Um organismo vivo criado por espécies que habitaram por séculos a terra que hoje se encontra este espaço expositivo é o cerne da obra site specific desenvolvida pelo botânico, paisagista e artista visual paulistano Ricardo Cardim. Espécies se entrelaçam em formações circulares, recriando os contornos que aconteciam pelas queimadas naturais típicas da Mata Atlântica. Bromélia, imbé, guaimbé, dicorisandra, clúsia lanceolata são algumas das espécies do bioma que surgem tanto na instalação viva como na pintura a óleo apresentada por Cardim. Destaque, pontua o artista, para o guaimbé, uma planta importante na história da cidade de São Paulo, já que suas raízes eram usadas para amarrar as casas e até os barcos séculos atrás, antes mesmo da invenção dos pregos.
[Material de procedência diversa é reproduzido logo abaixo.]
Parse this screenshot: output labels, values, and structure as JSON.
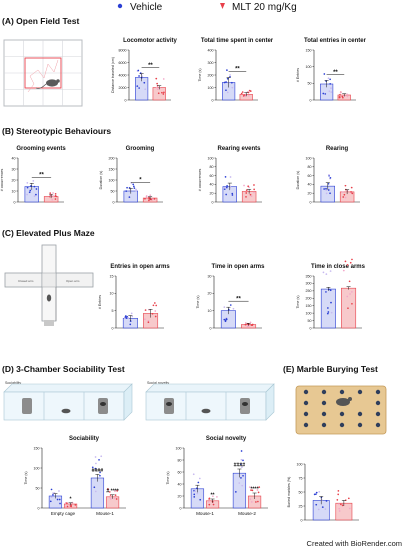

Se ecologia não é distância e sim coexistência, aqui também se desvenda a produção da artista, poeta do povo Pataxó (BA) e liderança da Terra Indígena Jaraguá, Tamikuã Txihi. Em sua obra, Tamikuã oferece a convivência entrelaçada entre humanidade e animalidade. A potência ancestral da onça-pintada apresenta-se em muitas de suas pinturas e esculturas como a personificação da força vital. Arte, pra ela, é uma das ferramentas de resistência e reativação da memória dos povos originários que confluíram de forma mais simbiótica com os reinos vegetal e mineral nos últimos milhares de anos. 

A verdade é que o que chamamos de natureza é monstruoso e mutante, estranhamente estranho até o fundo e em todos os sentidos, como define Morton. E nessa maravilha imprevisível vivem os seres fantásticos e suas possibilidades de existência, como reconhecemos na instigante produção do gaúcho Walmor Corrêa. Fascinado por anatomia desde a escola, quando se apaixonou por dissecações e desenhos de Leonardo Da Vinci, o artista visual nos desperta a divagar por inúmeras possibilidades de vivência. Fantasiar novas espécies biológicas, improváveis dentro do processo evolutivo, que poderiam ser o resultado de mutações de DNA e de seus simbiontes – o que darwinistas chamariam de “fenótipos estendidos” – resulta em possibilidades de adaptação e, por que não, de talvez sobrevivermos à catástrofe que hoje se revela como a sexta extinção em massa. 

A consciência ecológica é também a consciência de consequências não intencionais, mas nem por isso menos graves. Ser contrário ao antropocentrismo não significa que odiamos os humanos e queremos nossa própria extinção. Significa ver como estamos incluídos na biosfera como um ser entre outros seres.